Чрево, лоно, ложесна – втягивающие, рождающие...

“Ты заметил, какие у неё формы?”

“Нет, я был в её глазах!”

Говорят, мужчины делятся на фигуристов и лицеистов. Не знаю, не знаю...

Теперь и я различаю отдельные части... может быть, возраст? Или меньше лиц-плах и взглядов, отворяющих кровь.

Недавно в метро углядел старшеклассников – двух девочек и двух подростков. Куда и зачем они едут?! Мальчики развязно облокотились на дверное – “Не прислоняться!”. Девочки потуплено (всем своим видом – мы не из их компании!) стояли поодаль и держались за поручни.

На них были твои школьные платья, из-под которых смотрели ноги.

Несколько раз, проверяя себя, поднимал глаза вверх, но там, где начинались головы – не было ничего! Лица были стёрты! Всё что они бы могли выражать, заключалось и заканчивалось в вызове ног потрясающей высоты и стройности.

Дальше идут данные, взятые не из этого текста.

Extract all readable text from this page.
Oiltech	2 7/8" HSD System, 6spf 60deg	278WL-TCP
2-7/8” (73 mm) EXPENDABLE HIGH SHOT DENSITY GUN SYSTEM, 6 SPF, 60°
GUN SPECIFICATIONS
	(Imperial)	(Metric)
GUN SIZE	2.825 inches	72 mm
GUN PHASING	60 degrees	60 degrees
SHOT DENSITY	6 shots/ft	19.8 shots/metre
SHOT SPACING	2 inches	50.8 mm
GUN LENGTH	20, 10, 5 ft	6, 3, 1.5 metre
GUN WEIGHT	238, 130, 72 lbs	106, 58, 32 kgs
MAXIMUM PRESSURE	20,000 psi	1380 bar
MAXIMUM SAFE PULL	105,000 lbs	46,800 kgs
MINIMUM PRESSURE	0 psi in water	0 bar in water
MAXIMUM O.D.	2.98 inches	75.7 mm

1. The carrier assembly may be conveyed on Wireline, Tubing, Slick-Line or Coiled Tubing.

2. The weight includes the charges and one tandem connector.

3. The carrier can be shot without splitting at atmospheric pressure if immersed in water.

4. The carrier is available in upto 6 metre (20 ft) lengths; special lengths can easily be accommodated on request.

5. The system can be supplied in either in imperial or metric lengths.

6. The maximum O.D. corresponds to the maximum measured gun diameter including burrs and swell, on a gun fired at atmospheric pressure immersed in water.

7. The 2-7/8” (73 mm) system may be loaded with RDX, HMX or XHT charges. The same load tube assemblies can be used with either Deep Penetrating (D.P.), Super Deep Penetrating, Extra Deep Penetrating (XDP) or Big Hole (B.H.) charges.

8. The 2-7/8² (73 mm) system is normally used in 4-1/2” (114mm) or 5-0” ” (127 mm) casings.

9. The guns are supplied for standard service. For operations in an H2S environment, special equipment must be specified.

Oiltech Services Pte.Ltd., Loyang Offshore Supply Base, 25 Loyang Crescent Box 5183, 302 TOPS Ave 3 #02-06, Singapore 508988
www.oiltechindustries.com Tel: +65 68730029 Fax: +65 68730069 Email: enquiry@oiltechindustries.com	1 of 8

Эти глаза ног!.. Где-то на уровне коленных чашечек и бедер, прикрываемые веками платья, зовущие... Они говорят такие вещи, что поневоле начинаешь ёрзать, и приподнимаешься над повседневностью.

 

О чём же я говорю?..

Ты же слушаешь орган.

Нет, хорошо темперированный клавир.

Мы оказались впервые одни в пустой квартире.

Я любил тебя, и не знал, как к тебе подступиться, так ты была хрупка – раковина моря в горле шторма. Я целовал тебя губами и взглядом, но ты не читала “Лолиту”, ты была ученицей.

Только бы поглядеть, что случиться, если на тебе ничего не останется, и ты предстанешь сама собою! Венерой – в раковине утра, Афродитой – в музыке пены.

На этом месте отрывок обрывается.